Les échecs des gadgets intelligents et des nouveaux dispositifs d'IA
L'essor de l'IA générative a convaincu de nombreuses startups et entreprises qu'il est temps de matérialiser la technologie par le biais de petits gadgets portables. Des annonces captivantes ont tenu en haleine le monde de la technologie et des millions de consommateurs. Le Humane AI Pin et le rabbit r1 étaient au cœur de cette effervescence. Les deux gadgets promettaient un avenir grandiose. Ni l'un ni l'autre n'ont tenu leurs promesses. L'AI Pin ne résout aucun problème et les retours sont supérieurs au nombre de ventes. Le rabbit r1, quant à lui, s'avère être une simple application Android totalement inintéressant.
Des exemples similaires sont pléthores dans le monde des gadgets, notamment les lunettes connectées et les casques de réalité augmentée. Les Google Glass ont échoué à créer un monde où la réalité serait recouverte d'informations utiles. Depuis lors, Magic Leap, Focals By North, Microsoft HoloLens, Apple Vision Pro et, plus récemment, les nouvelles lunettes "Spectacles" de Snap ont tous tenté de maintenir cette vision en vie, mais sans réel succès commercial.
En revanche, les lunettes connectées Ray-Ban de Meta ont dépassé les attentes au cours d'une année 2024 où les gadgets d'IA ont fait un flop. Cependant, Meta a également failli connaître le même triste sort avec ses lunettes connectées Ray-Ban. La première version, Ray-Ban Stories, a fait un flop catégorique. Il ne s'agissait pas de lunettes intelligentes innovantes. Bose avait déjà fabriqué des lunettes de soleil audio élégantes avant de fermer toute l'opération.
Les lunettes Snap ont déjà essayé d'enregistrer de courtes vidéos à des fins sociales, mais cela n'a pas suffi non plus. Dans une analyse publiée récemment sur le sujet, Victoria Song, journaliste senior spécialisée dans les dispositifs portables, a déclaré : « tout bien considéré, il est un peu ironique que la meilleure chance d'avoir un dispositif d'IA portable fonctionnel soit une paire de lunettes intelligentes - plus précisément, les lunettes intelligentes Ray-Ban Meta ».
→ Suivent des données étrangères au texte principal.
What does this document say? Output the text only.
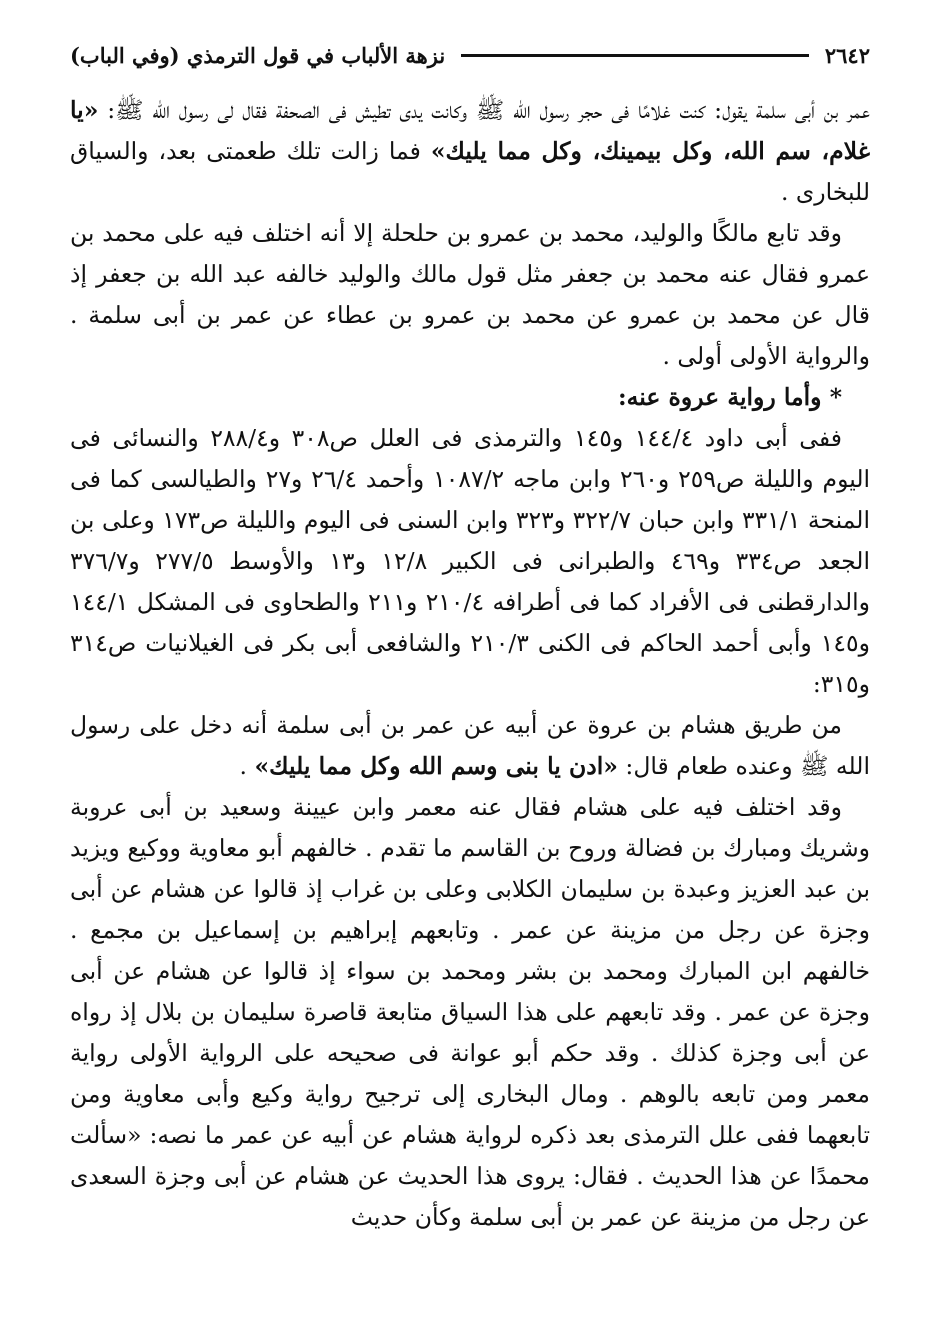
٢٦٤٢
نزهة الألباب في قول الترمذي (وفي الباب)

عمر بن أبى سلمة يقول: كنت غلامًا فى حجر رسول الله ﷺ وكانت يدى تطيش فى الصحفة فقال لى رسول الله ﷺ: «يا غلام، سم الله، وكل بيمينك، وكل مما يليك» فما زالت تلك طعمتى بعد، والسياق للبخارى .

وقد تابع مالكًا والوليد، محمد بن عمرو بن حلحلة إلا أنه اختلف فيه على محمد بن عمرو فقال عنه محمد بن جعفر مثل قول مالك والوليد خالفه عبد الله بن جعفر إذ قال عن محمد بن عمرو عن محمد بن عمرو بن عطاء عن عمر بن أبى سلمة . والرواية الأولى أولى .

* وأما رواية عروة عنه:

ففى أبى داود ١٤٤/٤ و١٤٥ والترمذى فى العلل ص٣٠٨ و٢٨٨/٤ والنسائى فى اليوم والليلة ص٢٥٩ و٢٦٠ وابن ماجه ١٠٨٧/٢ وأحمد ٢٦/٤ و٢٧ والطيالسى كما فى المنحة ٣٣١/١ وابن حبان ٣٢٢/٧ و٣٢٣ وابن السنى فى اليوم والليلة ص١٧٣ وعلى بن الجعد ص٣٣٤ و٤٦٩ والطبرانى فى الكبير ١٢/٨ و١٣ والأوسط ٢٧٧/٥ و٣٧٦/٧ والدارقطنى فى الأفراد كما فى أطرافه ٢١٠/٤ و٢١١ والطحاوى فى المشكل ١٤٤/١ و١٤٥ وأبى أحمد الحاكم فى الكنى ٢١٠/٣ والشافعى أبى بكر فى الغيلانيات ص٣١٤ و٣١٥:

من طريق هشام بن عروة عن أبيه عن عمر بن أبى سلمة أنه دخل على رسول الله ﷺ وعنده طعام قال: «ادن يا بنى وسم الله وكل مما يليك» .

وقد اختلف فيه على هشام فقال عنه معمر وابن عيينة وسعيد بن أبى عروبة وشريك ومبارك بن فضالة وروح بن القاسم ما تقدم . خالفهم أبو معاوية ووكيع ويزيد بن عبد العزيز وعبدة بن سليمان الكلابى وعلى بن غراب إذ قالوا عن هشام عن أبى وجزة عن رجل من مزينة عن عمر . وتابعهم إبراهيم بن إسماعيل بن مجمع . خالفهم ابن المبارك ومحمد بن بشر ومحمد بن سواء إذ قالوا عن هشام عن أبى وجزة عن عمر . وقد تابعهم على هذا السياق متابعة قاصرة سليمان بن بلال إذ رواه عن أبى وجزة كذلك . وقد حكم أبو عوانة فى صحيحه على الرواية الأولى رواية معمر ومن تابعه بالوهم . ومال البخارى إلى ترجيح رواية وكيع وأبى معاوية ومن تابعهما ففى علل الترمذى بعد ذكره لرواية هشام عن أبيه عن عمر ما نصه: «سألت محمدًا عن هذا الحديث . فقال: يروى هذا الحديث عن هشام عن أبى وجزة السعدى عن رجل من مزينة عن عمر بن أبى سلمة وكأن حديث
Elle ajoute : « sur le papier, il n'y avait aucune raison convaincante pour que les lunettes Ray-Ban Meta trouvent un écho auprès du public. Et pourtant, elles ont réussi là où d'autres dispositifs portables et lunettes intelligentes dotées d'une IA n'ont pas réussi. Notamment, au-delà même des attentes de Meta ».
Meta est-il en bonne voie pour gagner la course au matériel d'IA ?
Meta et ses concurrents Snap, Rabbit et Humane se sont lancés dans une course à la création d'une IA que vous pourrez porter sans ressentir une gêne. Ces entreprises sont convaincues que les technologies portables pourraient changer la donne. Mais pour l'heure, Meta est le seul acteur qui propose un dispositif portable qui semble intéresser le grand public et est à sa portée, malgré quelques inquiétudes en matière de protection de la vie privée. Victoria Song estime que Meta a une opportunité majeure de gagner la course au matériel d'IA, un marché qui pourrait valoir des dizaines de milliards de dollars à l'avenir.
Facteur de forme et prix
Selon la journaliste, le succès des lunettes Ray-Ban de Meta s'explique en grande partie fait que Meta a enfin trouvé le style et l'exécution. Les lunettes de Meta sont disponibles dans une tonne de styles et de couleurs différents par rapport à la première version. Presque tout le monde est sûr d'en trouver une qui lui convient. Ainsi, Meta a été suffisamment avisé pour comprendre que l'individu moyen ne veut pas avoir l'air de sortir d'un film de science-fiction.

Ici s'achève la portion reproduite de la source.